Life After Death
There is relentless speculation in the French news media about whether former president Nicolas Sarkozy could announce a political comeback. In a TV interview, Valérie Pécresse, who was Sarkozy’s spokeswoman and budget minister until François Hollande won election in May, was asked if her boss was “dead and buried”; and Pécresse responded, “There is a book that is the bestselling book in the world called the Bible, and in the Bible, there is the possibility of resurrection.” Although the thought of Sarkozy as the messiah should boggle the Gallic mind, many of the photos published of him post-Élysée show him bearded—like Jesus. This has inspired giggles in France because Sarkozy, when he was just an unsubtly ambitious cabinet minister in 2003, was asked on TV whether he thought about the presidential election during his morning shave. “Not simply when I shave,” he replied, effectively confirming he’d angle for a run in 2007. And now that he’s stopped shaving, what presidential conclusions might the nation draw? Despite Hollande’s meager approval ratings, a poll released last Friday showed that 55 percent of those asked whether they miss Sarkozy said non.
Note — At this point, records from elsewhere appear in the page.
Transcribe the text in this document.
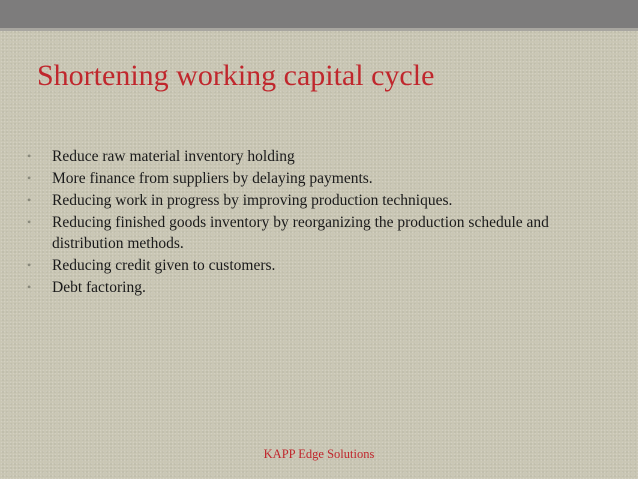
Shortening working capital cycle
• Reduce raw material inventory holding
• More finance from suppliers by delaying payments.
• Reducing work in progress by improving production techniques.
• Reducing finished goods inventory by reorganizing the production schedule and distribution methods.
• Reducing credit given to customers.
• Debt factoring.
KAPP Edge Solutions
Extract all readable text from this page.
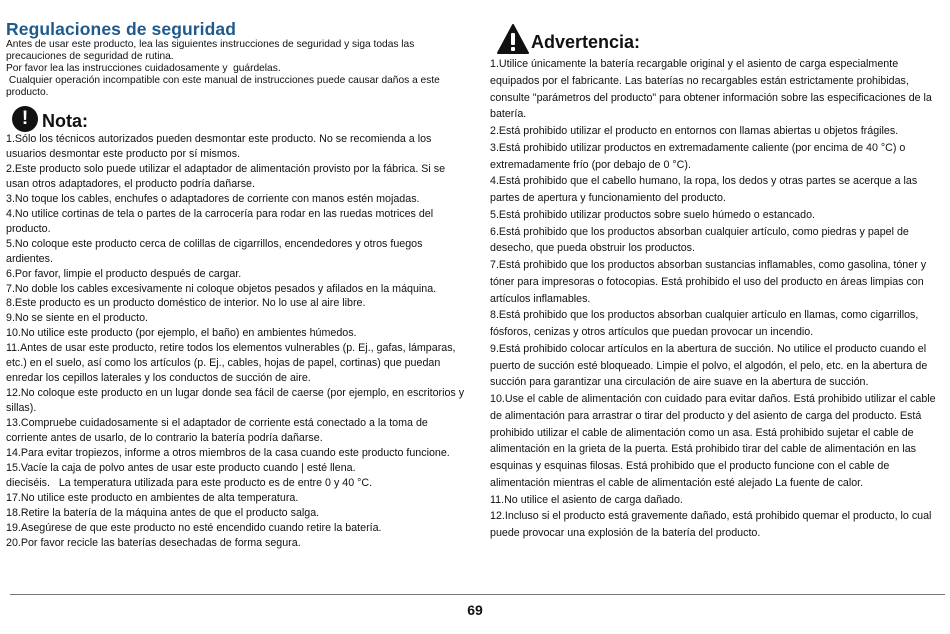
Regulaciones de seguridad
Antes de usar este producto, lea las siguientes instrucciones de seguridad y siga todas las
precauciones de seguridad de rutina.
Por favor lea las instrucciones cuidadosamente y  guárdelas.
Cualquier operación incompatible con este manual de instrucciones puede causar daños a este
producto.
! Nota:
1.Sólo los técnicos autorizados pueden desmontar este producto. No se recomienda a los usuarios desmontar este producto por sí mismos.
2.Este producto solo puede utilizar el adaptador de alimentación provisto por la fábrica. Si se usan otros adaptadores, el producto podría dañarse.
3.No toque los cables, enchufes o adaptadores de corriente con manos estén mojadas.
4.No utilice cortinas de tela o partes de la carrocería para rodar en las ruedas motrices del producto.
5.No coloque este producto cerca de colillas de cigarrillos, encendedores y otros fuegos ardientes.
6.Por favor, limpie el producto después de cargar.
7.No doble los cables excesivamente ni coloque objetos pesados y afilados en la máquina.
8.Este producto es un producto doméstico de interior. No lo use al aire libre.
9.No se siente en el producto.
10.No utilice este producto (por ejemplo, el baño) en ambientes húmedos.
11.Antes de usar este producto, retire todos los elementos vulnerables (p. Ej., gafas, lámparas, etc.) en el suelo, así como los artículos (p. Ej., cables, hojas de papel, cortinas) que puedan enredar los cepillos laterales y los conductos de succión de aire.
12.No coloque este producto en un lugar donde sea fácil de caerse (por ejemplo, en escritorios y sillas).
13.Compruebe cuidadosamente si el adaptador de corriente está conectado a la toma de corriente antes de usarlo, de lo contrario la batería podría dañarse.
14.Para evitar tropiezos, informe a otros miembros de la casa cuando este producto funcione.
15.Vacíe la caja de polvo antes de usar este producto cuando | esté llena.
dieciséis.   La temperatura utilizada para este producto es de entre 0 y 40 °C.
17.No utilice este producto en ambientes de alta temperatura.
18.Retire la batería de la máquina antes de que el producto salga.
19.Asegúrese de que este producto no esté encendido cuando retire la batería.
20.Por favor recicle las baterías desechadas de forma segura.
Advertencia:
1.Utilice únicamente la batería recargable original y el asiento de carga especialmente equipados por el fabricante. Las baterías no recargables están estrictamente prohibidas, consulte "parámetros del producto" para obtener información sobre las especificaciones de la batería.
2.Está prohibido utilizar el producto en entornos con llamas abiertas u objetos frágiles.
3.Está prohibido utilizar productos en extremadamente caliente (por encima de 40 °C) o extremadamente frío (por debajo de 0 °C).
4.Está prohibido que el cabello humano, la ropa, los dedos y otras partes se acerque a las partes de apertura y funcionamiento del producto.
5.Está prohibido utilizar productos sobre suelo húmedo o estancado.
6.Está prohibido que los productos absorban cualquier artículo, como piedras y papel de desecho, que pueda obstruir los productos.
7.Está prohibido que los productos absorban sustancias inflamables, como gasolina, tóner y tóner para impresoras o fotocopias. Está prohibido el uso del producto en áreas limpias con artículos inflamables.
8.Está prohibido que los productos absorban cualquier artículo en llamas, como cigarrillos, fósforos, cenizas y otros artículos que puedan provocar un incendio.
9.Está prohibido colocar artículos en la abertura de succión. No utilice el producto cuando el puerto de succión esté bloqueado. Limpie el polvo, el algodón, el pelo, etc. en la abertura de succión para garantizar una circulación de aire suave en la abertura de succión.
10.Use el cable de alimentación con cuidado para evitar daños. Está prohibido utilizar el cable de alimentación para arrastrar o tirar del producto y del asiento de carga del producto. Está prohibido utilizar el cable de alimentación como un asa. Está prohibido sujetar el cable de alimentación en la grieta de la puerta. Está prohibido tirar del cable de alimentación en las esquinas y esquinas filosas. Está prohibido que el producto funcione con el cable de alimentación mientras el cable de alimentación esté alejado La fuente de calor.
11.No utilice el asiento de carga dañado.
12.Incluso si el producto está gravemente dañado, está prohibido quemar el producto, lo cual puede provocar una explosión de la batería del producto.
69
That unloving statistic notwithstanding, Sarkozy is reported to have told another former cabinet colleague that “the question is not whether I come back, but [whether] I have the choice, morally speaking, of not coming back.”
The Best Business in Pakistan
Anti-Americanism runs deep and passionate in Pakistan, as the recent violent protests against Innocence of Muslims, an incendiary film about Islam, made depressingly clear. But as the Agence France-Presse has reported, this rage against Uncle Sam has had a deliciously ironic result: a boom in the sale of the Stars and Stripes in such places as Lahore, Peshawar, Rawalpindi, and Karachi. As anger over the film mounted, those in the flag business began licking their entrepreneurial lips. “I knew the tills would start ringing,” said one fabricator of flags and pennants. “Whenever we have these demonstrations, I make 10 times as much money as normal.” As readers will surely have surmised, American flags are purchased for burning at public demonstrations. (Pakistan’s traditional foe has slipped in the ire ratings: “It’s been a long time since I sold an Indian flag,” a shopkeeper told AFP.)
Big Bucks Stop Here
In a continent of unabashed kleptocrats, Joyce Banda, president of Malawi, shines like an improbable beacon of probity. Banda, who came to power in April after the death of her sticky-fingered predecessor Bingu wa Mutharika, has announced that she will set a personal example in these times of austerity by taking a 30 percent pay cut. “When I took over, the economy had almost collapsed. I told Malawians we needed to pass through difficult times,” she said to a local newspaper. Although her vice president, Khumbo Kachali, will emulate her sacrifice, the distinctly nondespotic Banda has stated that the rest of her cabinet need only do so on a voluntary basis. She has also announced that her government will sell off the presidential jet, controversially purchased by the spendthrift Mutharika. Banda has yet to set foot on the plane, a vehicle she has shunned with almost theatrical vehemence.
‘Let it Rot’
An unorthodox protest is underway among the normally docile citizens of Saudi Arabia. Faced with the soaring cost of chicken—a staple at the heaving dining tables of the desert kingdom—campaigners are urging Saudis to boycott the bird. The agitation has taken wing on Twitter, where a campaign called Let It Rot is exhorting people to punish traders—blamed for exploiting the shortage of chicken in jacking up prices to unconscionable heights—by leaving the meat untouched on supermarket shelves. “If you stop eating chicken,” an indignant tweet explained, “it will help bring down the corrupt traders, not just the prices.” Poultry prices have risen by as much as 50 percent in recent weeks. “There are many replacements for chicken such as fish, beef and vegetables,” a consumer tweeted, offering a helpful tip to drumstick-deprived compatriots.